March 06, 2007
A Tale of Two Feeds
It was the best of times, it was the worst of times.
Though Dickens may have been writing about the French Revolution when he opened his much-exalted A Tale of Two Cities, his proverbial words could just as easily apply to a very different revolution: the RSS revolution, and its still nascent descendant, Atom1.
Although the concept of a web feed has existed for a number of years now, I would argue that it has only recently begun to reach the proverbial tipping point
amongst the unwashed, non-technical masses. The arrival of easy to use, no-nonsense aggregators and news readers such as Google Reader and Blog Lines has made what was once an incredibly arduous and arcane task (e.g., debugging malformed XML) into something even my parents would be comfortable using—assuming, of course, that my parents ever decide to venture out of the electronic dark ages (a questionable assumption at best). In what amounts to a few clicks of the mouse, one can now transform one's life from the utter tedium of manually checking individual blogs of friends, family, and the occasional Internet celebrity every couple days to the super-efficient method of reading all of one's content in one, convenient location on the web. These are indeed the best of times when it comes to convenience—the next logical step in the storied history of the Internet and blogging.

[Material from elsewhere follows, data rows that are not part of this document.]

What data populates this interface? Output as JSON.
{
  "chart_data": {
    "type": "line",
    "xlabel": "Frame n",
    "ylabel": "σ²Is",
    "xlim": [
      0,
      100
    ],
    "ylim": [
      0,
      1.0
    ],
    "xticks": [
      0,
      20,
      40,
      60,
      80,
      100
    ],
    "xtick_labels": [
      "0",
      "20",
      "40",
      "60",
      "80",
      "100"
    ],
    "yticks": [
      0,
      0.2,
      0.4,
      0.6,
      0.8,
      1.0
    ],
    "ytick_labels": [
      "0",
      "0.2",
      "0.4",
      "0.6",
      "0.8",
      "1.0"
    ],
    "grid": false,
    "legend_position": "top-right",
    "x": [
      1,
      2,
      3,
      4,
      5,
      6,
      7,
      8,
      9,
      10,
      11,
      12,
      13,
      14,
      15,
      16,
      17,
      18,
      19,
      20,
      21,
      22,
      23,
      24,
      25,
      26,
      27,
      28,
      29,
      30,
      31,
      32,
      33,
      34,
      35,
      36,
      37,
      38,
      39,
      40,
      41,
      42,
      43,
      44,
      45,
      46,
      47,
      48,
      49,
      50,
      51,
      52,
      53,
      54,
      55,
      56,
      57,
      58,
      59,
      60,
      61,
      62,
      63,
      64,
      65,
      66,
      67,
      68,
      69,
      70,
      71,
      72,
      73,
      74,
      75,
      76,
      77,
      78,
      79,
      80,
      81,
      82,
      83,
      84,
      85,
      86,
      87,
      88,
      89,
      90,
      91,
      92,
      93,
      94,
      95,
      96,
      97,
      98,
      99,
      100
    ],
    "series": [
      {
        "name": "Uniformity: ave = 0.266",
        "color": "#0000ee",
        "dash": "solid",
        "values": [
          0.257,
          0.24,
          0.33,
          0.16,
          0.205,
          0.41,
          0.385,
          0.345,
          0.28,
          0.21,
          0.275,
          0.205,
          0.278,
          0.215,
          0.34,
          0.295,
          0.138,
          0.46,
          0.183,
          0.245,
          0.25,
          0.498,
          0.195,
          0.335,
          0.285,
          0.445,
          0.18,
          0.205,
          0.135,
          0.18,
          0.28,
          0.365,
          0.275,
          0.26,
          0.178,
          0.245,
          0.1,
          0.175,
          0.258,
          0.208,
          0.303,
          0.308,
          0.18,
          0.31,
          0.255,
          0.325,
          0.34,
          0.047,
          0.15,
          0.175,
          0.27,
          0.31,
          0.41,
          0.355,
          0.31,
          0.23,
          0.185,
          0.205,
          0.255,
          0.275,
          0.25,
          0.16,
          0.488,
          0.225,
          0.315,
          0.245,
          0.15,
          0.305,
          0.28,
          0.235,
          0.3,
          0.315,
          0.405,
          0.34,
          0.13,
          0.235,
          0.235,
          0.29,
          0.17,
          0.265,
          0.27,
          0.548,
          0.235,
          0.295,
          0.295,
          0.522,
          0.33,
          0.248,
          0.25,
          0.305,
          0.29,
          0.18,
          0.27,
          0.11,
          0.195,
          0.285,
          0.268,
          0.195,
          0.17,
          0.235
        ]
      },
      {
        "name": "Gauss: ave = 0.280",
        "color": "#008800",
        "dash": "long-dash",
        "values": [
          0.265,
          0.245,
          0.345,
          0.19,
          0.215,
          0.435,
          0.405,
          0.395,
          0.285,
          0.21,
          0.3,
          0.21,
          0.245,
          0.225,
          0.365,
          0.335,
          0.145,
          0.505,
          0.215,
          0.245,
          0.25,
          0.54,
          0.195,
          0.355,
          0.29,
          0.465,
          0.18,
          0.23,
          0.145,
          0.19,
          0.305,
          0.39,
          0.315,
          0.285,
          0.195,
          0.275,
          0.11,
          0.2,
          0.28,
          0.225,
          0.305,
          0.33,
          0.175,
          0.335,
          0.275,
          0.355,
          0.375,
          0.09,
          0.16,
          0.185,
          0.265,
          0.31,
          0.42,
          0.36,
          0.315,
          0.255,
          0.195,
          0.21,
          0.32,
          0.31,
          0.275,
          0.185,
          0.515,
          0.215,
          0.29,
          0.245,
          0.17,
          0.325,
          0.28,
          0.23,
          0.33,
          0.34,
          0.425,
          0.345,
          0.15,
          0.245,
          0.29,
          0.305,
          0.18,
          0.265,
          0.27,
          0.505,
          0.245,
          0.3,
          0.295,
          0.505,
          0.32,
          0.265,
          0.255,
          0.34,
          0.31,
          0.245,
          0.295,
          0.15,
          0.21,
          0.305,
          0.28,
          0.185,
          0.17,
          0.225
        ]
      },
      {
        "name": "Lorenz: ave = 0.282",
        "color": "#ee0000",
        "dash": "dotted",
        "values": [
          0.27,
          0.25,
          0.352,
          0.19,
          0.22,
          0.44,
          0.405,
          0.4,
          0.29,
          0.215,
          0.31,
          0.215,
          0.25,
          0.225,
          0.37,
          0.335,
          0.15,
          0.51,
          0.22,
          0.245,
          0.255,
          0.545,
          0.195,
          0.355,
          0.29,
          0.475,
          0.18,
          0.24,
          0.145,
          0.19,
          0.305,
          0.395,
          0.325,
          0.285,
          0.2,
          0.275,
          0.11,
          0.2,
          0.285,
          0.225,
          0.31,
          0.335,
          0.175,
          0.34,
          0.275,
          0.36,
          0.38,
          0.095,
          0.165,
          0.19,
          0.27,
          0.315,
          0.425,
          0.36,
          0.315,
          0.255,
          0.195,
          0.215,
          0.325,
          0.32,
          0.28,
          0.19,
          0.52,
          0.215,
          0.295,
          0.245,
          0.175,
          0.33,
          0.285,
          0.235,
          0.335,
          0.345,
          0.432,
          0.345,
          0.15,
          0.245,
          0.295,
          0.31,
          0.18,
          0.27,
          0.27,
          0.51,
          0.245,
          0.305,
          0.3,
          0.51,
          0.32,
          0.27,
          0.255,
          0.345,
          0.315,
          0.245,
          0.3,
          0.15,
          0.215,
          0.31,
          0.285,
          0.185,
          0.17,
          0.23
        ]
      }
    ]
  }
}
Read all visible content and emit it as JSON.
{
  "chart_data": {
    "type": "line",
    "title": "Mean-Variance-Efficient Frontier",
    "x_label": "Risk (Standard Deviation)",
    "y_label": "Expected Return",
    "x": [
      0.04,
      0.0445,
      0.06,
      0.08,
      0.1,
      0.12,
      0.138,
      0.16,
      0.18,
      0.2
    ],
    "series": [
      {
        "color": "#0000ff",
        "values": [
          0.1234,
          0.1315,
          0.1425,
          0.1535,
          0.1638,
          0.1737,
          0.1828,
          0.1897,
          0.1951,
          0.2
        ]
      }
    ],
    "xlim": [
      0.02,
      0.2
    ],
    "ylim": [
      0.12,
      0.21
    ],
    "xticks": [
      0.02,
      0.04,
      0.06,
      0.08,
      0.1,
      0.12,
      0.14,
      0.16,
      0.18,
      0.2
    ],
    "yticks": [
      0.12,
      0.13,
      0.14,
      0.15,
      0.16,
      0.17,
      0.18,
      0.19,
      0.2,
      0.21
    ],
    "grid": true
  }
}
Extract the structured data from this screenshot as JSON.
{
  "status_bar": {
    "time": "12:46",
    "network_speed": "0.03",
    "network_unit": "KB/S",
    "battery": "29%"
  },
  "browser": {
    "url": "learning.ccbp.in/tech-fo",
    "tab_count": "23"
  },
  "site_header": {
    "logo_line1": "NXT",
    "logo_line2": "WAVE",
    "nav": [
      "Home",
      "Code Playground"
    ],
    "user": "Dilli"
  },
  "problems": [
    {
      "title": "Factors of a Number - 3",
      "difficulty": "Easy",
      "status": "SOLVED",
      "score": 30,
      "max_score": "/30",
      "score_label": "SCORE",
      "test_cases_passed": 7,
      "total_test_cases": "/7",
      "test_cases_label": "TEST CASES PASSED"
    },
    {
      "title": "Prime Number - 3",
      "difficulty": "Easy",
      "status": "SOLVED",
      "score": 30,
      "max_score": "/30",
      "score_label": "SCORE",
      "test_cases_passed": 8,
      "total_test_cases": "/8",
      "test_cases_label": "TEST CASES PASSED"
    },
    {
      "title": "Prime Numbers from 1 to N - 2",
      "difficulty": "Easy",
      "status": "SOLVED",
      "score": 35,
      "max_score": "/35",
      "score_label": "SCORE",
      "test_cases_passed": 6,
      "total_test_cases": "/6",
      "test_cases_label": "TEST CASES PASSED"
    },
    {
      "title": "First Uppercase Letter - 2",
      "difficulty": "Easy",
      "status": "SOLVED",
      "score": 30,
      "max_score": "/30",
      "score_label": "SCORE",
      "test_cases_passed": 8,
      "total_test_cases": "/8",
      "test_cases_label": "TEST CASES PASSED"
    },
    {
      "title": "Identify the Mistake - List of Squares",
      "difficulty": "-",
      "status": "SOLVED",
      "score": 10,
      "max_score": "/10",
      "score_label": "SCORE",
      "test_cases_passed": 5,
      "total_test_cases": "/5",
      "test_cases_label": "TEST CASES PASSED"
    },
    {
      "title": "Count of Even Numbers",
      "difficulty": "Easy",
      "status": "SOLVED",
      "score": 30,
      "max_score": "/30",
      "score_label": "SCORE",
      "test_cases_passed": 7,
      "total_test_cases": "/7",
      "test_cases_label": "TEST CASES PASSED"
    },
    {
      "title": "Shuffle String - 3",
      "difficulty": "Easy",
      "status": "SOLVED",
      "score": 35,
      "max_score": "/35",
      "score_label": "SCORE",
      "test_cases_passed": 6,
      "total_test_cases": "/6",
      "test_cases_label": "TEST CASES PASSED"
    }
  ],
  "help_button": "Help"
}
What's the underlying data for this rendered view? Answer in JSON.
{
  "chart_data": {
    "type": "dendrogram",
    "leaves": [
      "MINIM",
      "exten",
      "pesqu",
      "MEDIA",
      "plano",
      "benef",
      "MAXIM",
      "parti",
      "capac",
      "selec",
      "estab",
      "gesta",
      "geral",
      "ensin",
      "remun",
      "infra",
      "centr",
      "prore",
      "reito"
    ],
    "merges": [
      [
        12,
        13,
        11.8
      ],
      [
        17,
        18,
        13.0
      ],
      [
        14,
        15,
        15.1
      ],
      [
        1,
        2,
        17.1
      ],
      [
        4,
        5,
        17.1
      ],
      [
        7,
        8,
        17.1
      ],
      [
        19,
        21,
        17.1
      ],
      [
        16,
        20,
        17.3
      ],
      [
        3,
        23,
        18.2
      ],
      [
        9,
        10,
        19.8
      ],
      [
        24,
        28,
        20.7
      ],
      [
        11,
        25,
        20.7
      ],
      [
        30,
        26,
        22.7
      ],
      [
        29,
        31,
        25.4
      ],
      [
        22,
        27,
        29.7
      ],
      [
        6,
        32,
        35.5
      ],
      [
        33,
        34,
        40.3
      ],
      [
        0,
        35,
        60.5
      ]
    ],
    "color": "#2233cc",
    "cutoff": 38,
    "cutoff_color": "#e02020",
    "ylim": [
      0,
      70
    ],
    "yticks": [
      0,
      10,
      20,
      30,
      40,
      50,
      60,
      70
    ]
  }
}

As Dickens astutely noted, however, with the best of times, so come the worst of times, at least for the developers who hope to enable this web feed revolution. Though Rohit's Realm has been using some form of syndication since at least 2003, the process of building and maintaining this feature was seriously hindered by vague and/or nonexistent standards and spotty—or, in some cases, erroneous—support from core Perl libraries (i.e., XML::RSS
). Luckily, the RSS libraries have finally matured to the point where I am fairly confident that Rohit's Realm now constantly supports valid RSS feeds. The same cannot be said about the site's purported Atom 1.0 feed that I so breathlessly declared was functional last month.
Until yesterday, the Atom feed on this site was riddled with a number of problems, including:
- The feed was not version 1.0, but the deprecated 0.3 instead
- The feed claimed it was written in the UTF-8 character set, but really was in ISO-8859-1
- The feed utilized an obsolete XML namespace (i.e.,
http://purl.org/atom/ns#
rather thanhttp://www.w3.org/2005/Atom
) - Links were simply broken due to a bug in my code
I spent the better part of yesterday fixing all these problems, only to discover that given the unstable nature of the Atom specification itself, the hopelessly inadequate state of the Perl libraries (i.e., XML::Atom
), and various other idiotic issues, the only way to get a valid Atom feed would be to hack away. Hack away I did, and now, I think the feed is valid, though who really knows?
The bottom line is this: the XML::Atom
library is still not fully supportive of Atom 1.0, and various cool features cannot exist until it is ready (e.g., categories, contributors, etc.). Moreover, for posterity's sake, some of the truly idiotic issues I had to hack around included:
- Converting all the text that is natively stored as ISO-8859-1 to UTF-8;
- Manually injecting a colon in the timezone offset of the timestamp generated by Perl's
DateTime
library to achieve RFC-3339 compliance; and - Manually changing all high-bit characters (e.g., é, è, á) to their corresponding HTML entities (argh!).
Even now, I am not totally sure things will continue to work. The XML::Atom::Entry
library continues to sometimes mark my content as type="xhtml"
and sometimes include entity-escaped HTML. Why? Hell if I know. My only hope is that the core libraries will soon catch up to the specification and I can finally send RSS off to the guillotine, leaving a new and improved Atom feed to live happily ever after with Lucie. It is a far, far better thing that I do, than I have ever done. It is a far, far better rest that I go to, than I have ever known.
1 To be precise, Atom and RSS share an analogous lineage in evolutionary terms, not homologous, but...just shut up, you nitpicking asshole.